Elle fit délibérément passer son poids d’un pied sur l’autre. « Un accident ?

— Non. »

Elle plongea à nouveau son regard dans la fosse. « C’était de ta faute ? »

Un pas infinitésimal de plus. « Elle… J’aurais pu faire mieux. J’aurais dû la sauver.

— Mais c’était de ta faute ou pas ? »

Ces souvenirs vivaient dans un endroit sombre. Le petit ami de Porry, son meurtrier. Le petit ami de Porry, en larmes. Promis, je ne la toucherai plus. C’est la bouteille, mon vieux, pas moi. Son petit ami, le dernier jour de la vie de Porry, puant d’une sueur alcoolique et promettant de se racheter.

Et j’ai cru ce fils de pute. Alors, était-ce de ma faute ?

Comment abattre ce monument de douleur qu’il s’était construit ? Pleurer sa sœur avec chaque blessure qu’il s’infligeait.

Tess voulait la vérité.

« Non, dit-il. Non. Ce n’était pas de ma faute.

— Mais l’histoire ne finit pas bien. »

Un pas. Un autre. « Certaines histoires ne finissent pas bien. »

Les yeux de Tess luisirent. « J’aurais préféré qu’elle ne meure pas, Chris.

— Moi aussi.

— Est-ce que mon histoire finit bien ?

— Je ne sais pas. Personne ne le sait. Je peux essayer de contribuer à ce qu’elle finisse bien. »

Des larmes coulèrent des yeux de Tess. « Mais tu ne peux rien promettre.

— Je peux promettre d’essayer.

— C’est la vérité ?

— Oui, c’est la vérité, dit Chris. Donne-moi la main, maintenant. »

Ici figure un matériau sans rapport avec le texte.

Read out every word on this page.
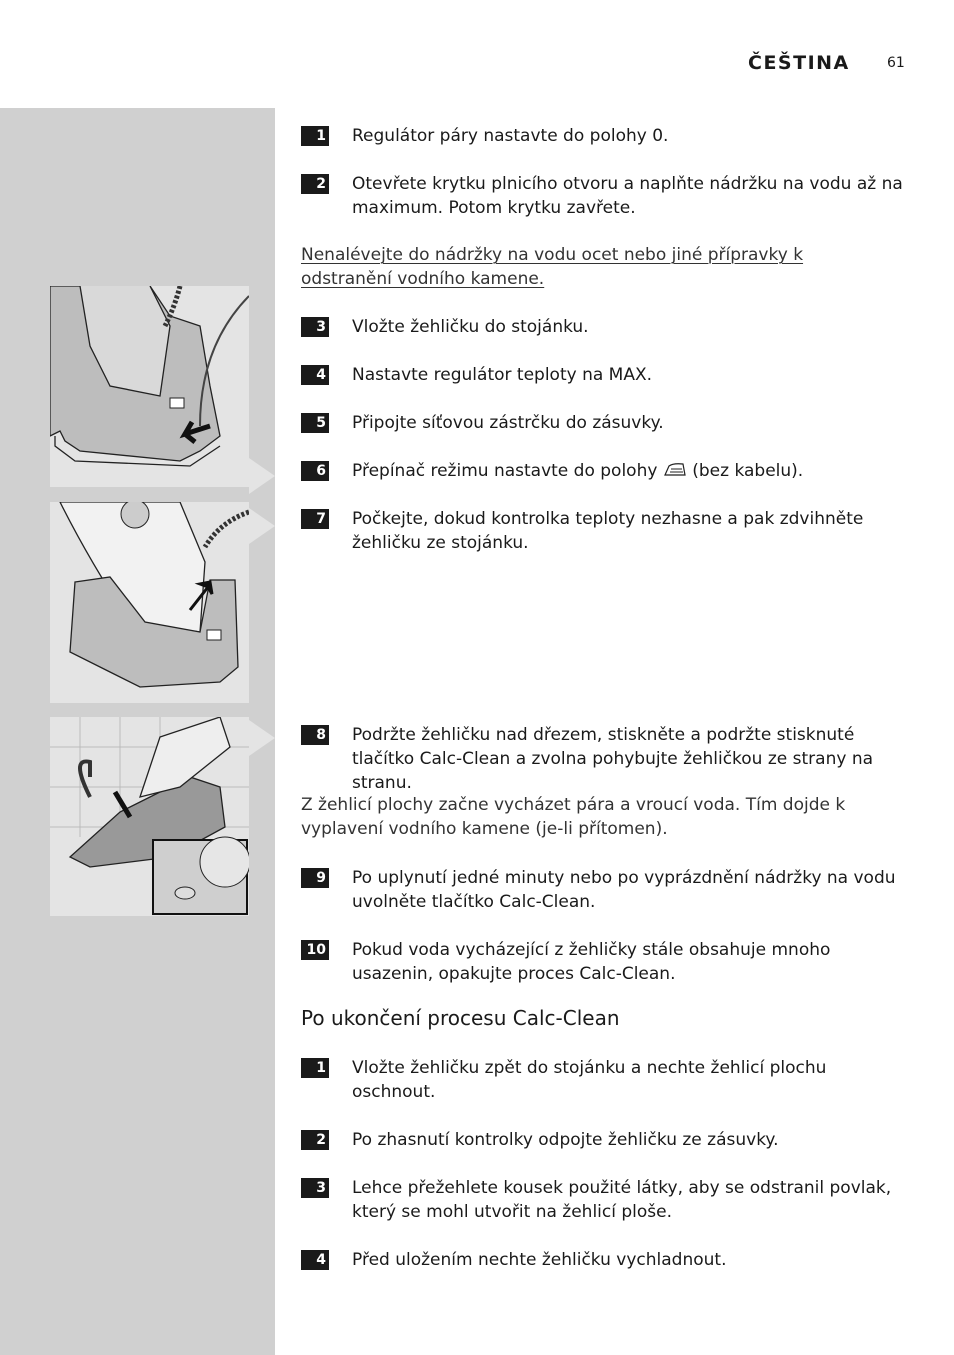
ČEŠTINA	61
1 Regulátor páry nastavte do polohy 0.
2 Otevřete krytku plnicího otvoru a naplňte nádržku na vodu až na maximum. Potom krytku zavřete.
Nenalévejte do nádržky na vodu ocet nebo jiné přípravky k odstranění vodního kamene.
3 Vložte žehličku do stojánku.
4 Nastavte regulátor teploty na MAX.
5 Připojte síťovou zástrčku do zásuvky.
6 Přepínač režimu nastavte do polohy (bez kabelu).
7 Počkejte, dokud kontrolka teploty nezhasne a pak zdvihněte žehličku ze stojánku.
8 Podržte žehličku nad dřezem, stiskněte a podržte stisknuté tlačítko Calc-Clean a zvolna pohybujte žehličkou ze strany na stranu.
Z žehlicí plochy začne vycházet pára a vroucí voda. Tím dojde k vyplavení vodního kamene (je-li přítomen).
9 Po uplynutí jedné minuty nebo po vyprázdnění nádržky na vodu uvolněte tlačítko Calc-Clean.
10 Pokud voda vycházející z žehličky stále obsahuje mnoho usazenin, opakujte proces Calc-Clean.
Po ukončení procesu Calc-Clean
1 Vložte žehličku zpět do stojánku a nechte žehlicí plochu oschnout.
2 Po zhasnutí kontrolky odpojte žehličku ze zásuvky.
3 Lehce přežehlete kousek použité látky, aby se odstranil povlak, který se mohl utvořit na žehlicí ploše.
4 Před uložením nechte žehličku vychladnout.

Il la tira dans ses bras et s’éloigna en courant de la galerie, courut vers la cage d’escalier, remonta quatre à quatre, le cœur battant à tout rompre, jusqu’à ce qu’il sente le tranchant de l’hiver et voie au moins un peu de soleil.

QUATRIÈME PARTIE

Intelligibilité

Ne sois pas étonné, mon cher, si je te parais t’entretenir d’objets sublimes et célestes. Je calculais, en moi-même, le chemin que j’ai fait dans mon dernier voyage.

LUCIEN DE SAMOSATE,
Icaroménippe,
env. 150 ap. J.-C.

Trente-huit

Ils franchirent la frontière de l’Ohio en fin d’un langoureux après-midi d’août.

Chris avait pris le relais au volant pour la dernière partie du voyage, Marguerite écoutait de la musique et Tess sommeillait sur la banquette arrière. Ils allaient à New York pour une série de rencontres entre Chris et son éditeur, mais Marguerite avait insisté pour s’arrêter en chemin et passer le week-end chez son père, deux jours de décompression en douceur avant d’affronter à nouveau le monde.